[My Friend Smith by Talbot Baines Reed]@TWC D-Link bookMy Friend Smith CHAPTER TWENTY SEVEN 13/16
I don't know what would have become of me if it hadn't been for you and Jack Smith." "Ga on," said Billy, who, with his tongue in one cheek and his face twisting into all sorts of contortions, was sitting writing an exercise in a copy-book, "you don't know what you're torkin' about." "Oh yes, I do, though," I replied, understanding that this was Billy's modest way of disclaiming any merit. "More'n you didn't when you was 'avin' the fever!" observed the boy. "What ?" I inquired.
"Was I talking much when I was ill ?" "You was so," said Billy, "a-joring and a-joring and a-joring same as you never heard a bloke." "What was I saying ?" I asked, feeling a little uneasy as to what I might have said in my delirium. "You was a swearin' tremenjus," said the boy. "Was I ?" Alas! Jack would have heard it all. "Yes, and you was a-torkin' about your Crowses, and Wollopses, and Doubledaisies, and sich like.
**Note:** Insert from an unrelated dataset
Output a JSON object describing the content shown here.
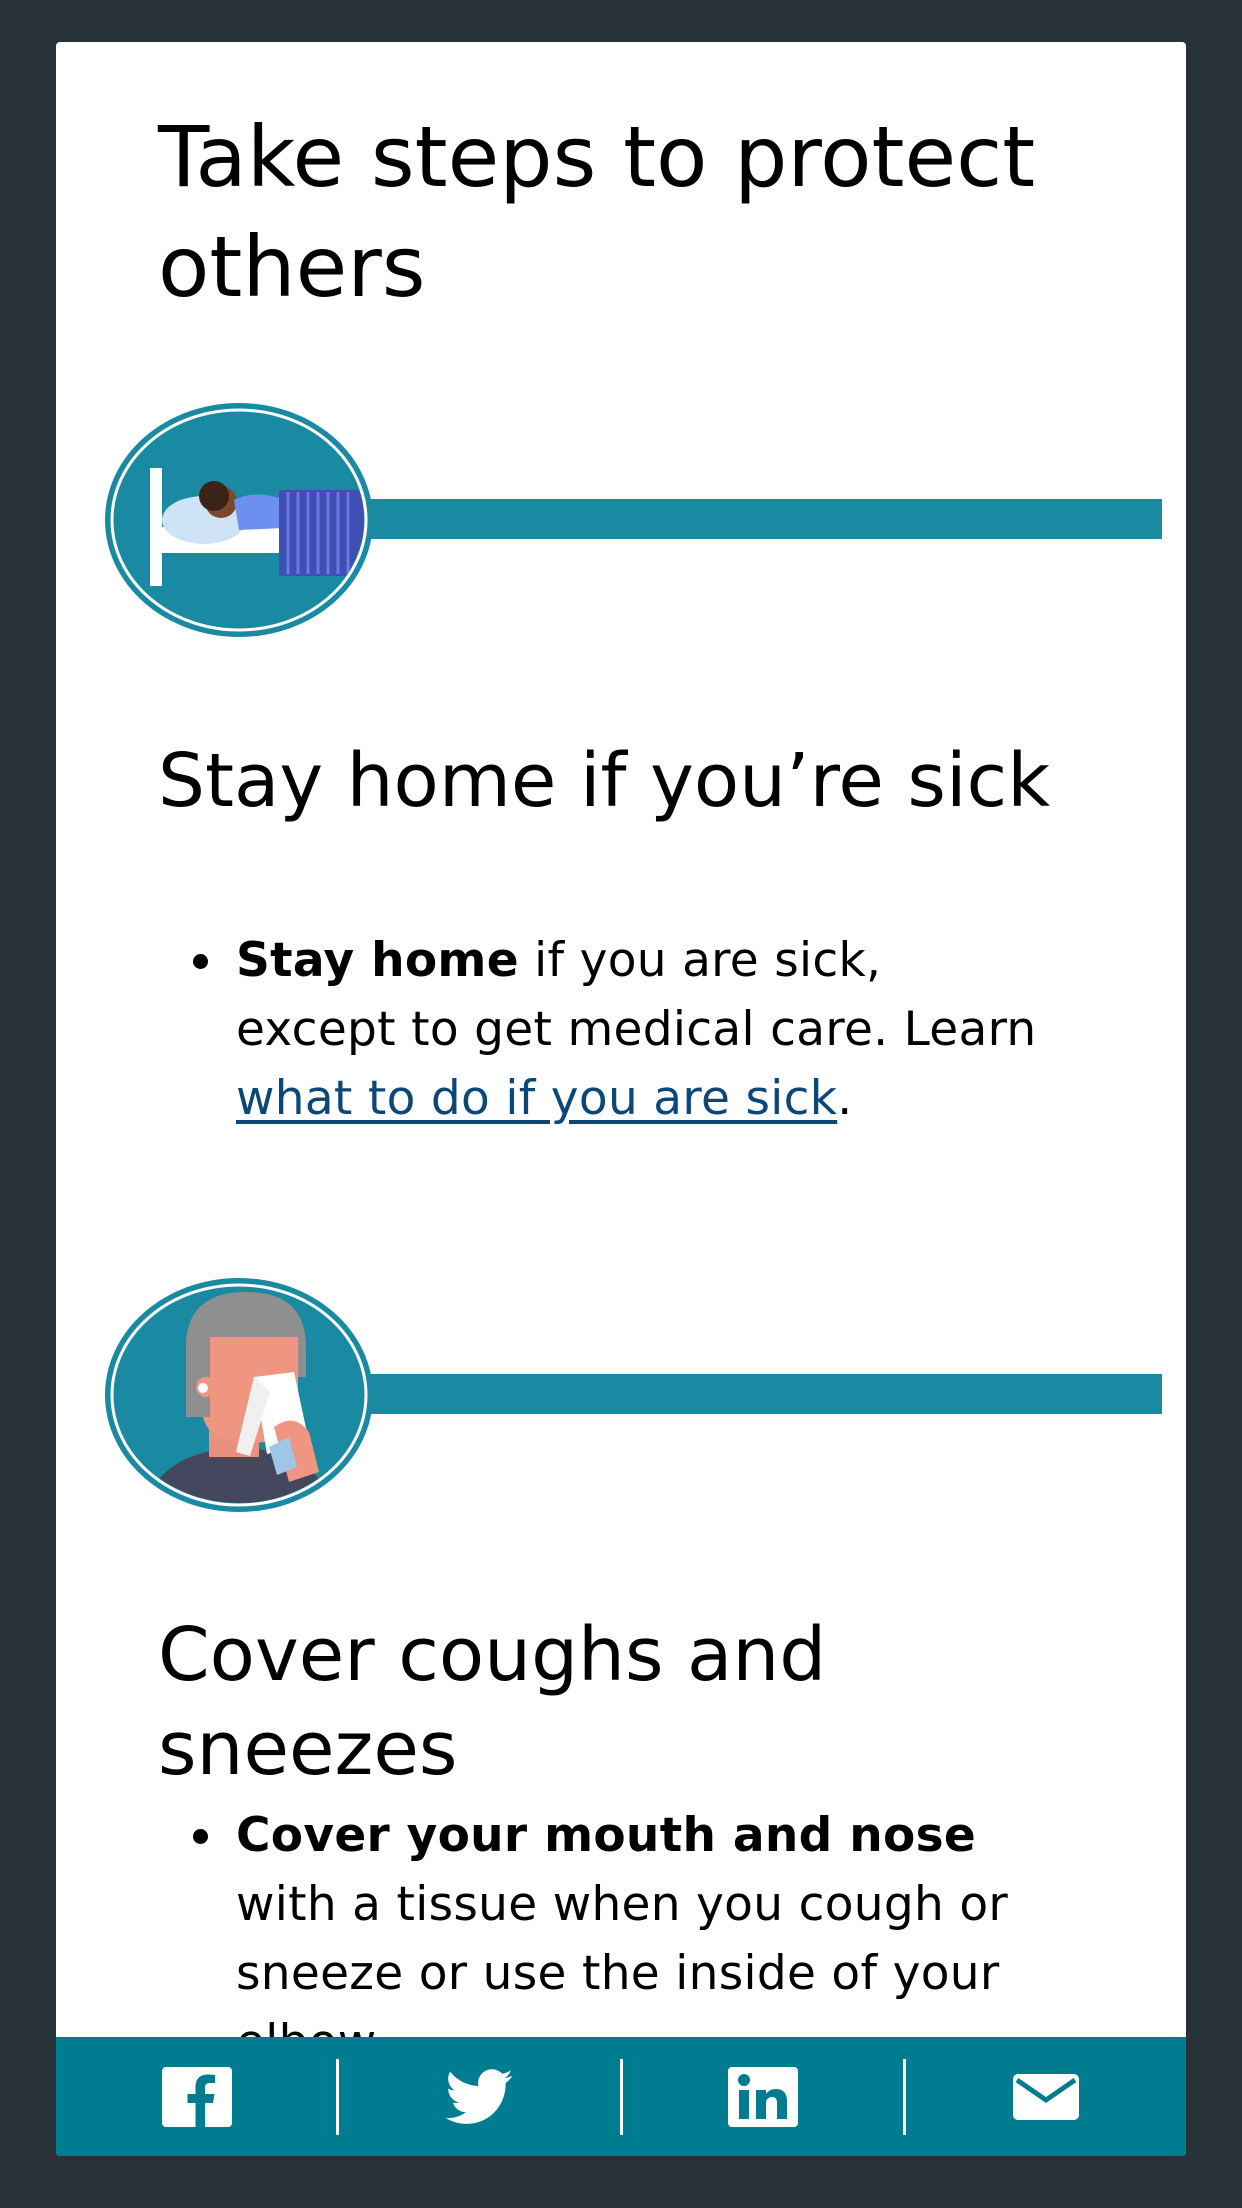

And you was a-tellin' that there 'Orksbury (which I'd like to do for, the animal, so I would), as you was a convex son, and he wasn't to tell no one for fear Mashing should 'ear of it.
And you was a-crying out for your friend Smith to shine your boots, and tellin' him you wouldn't do it never no more.
And you was a- singin' out that there was a little gal a-bein' run away with on a pony, and you must go and stop 'im.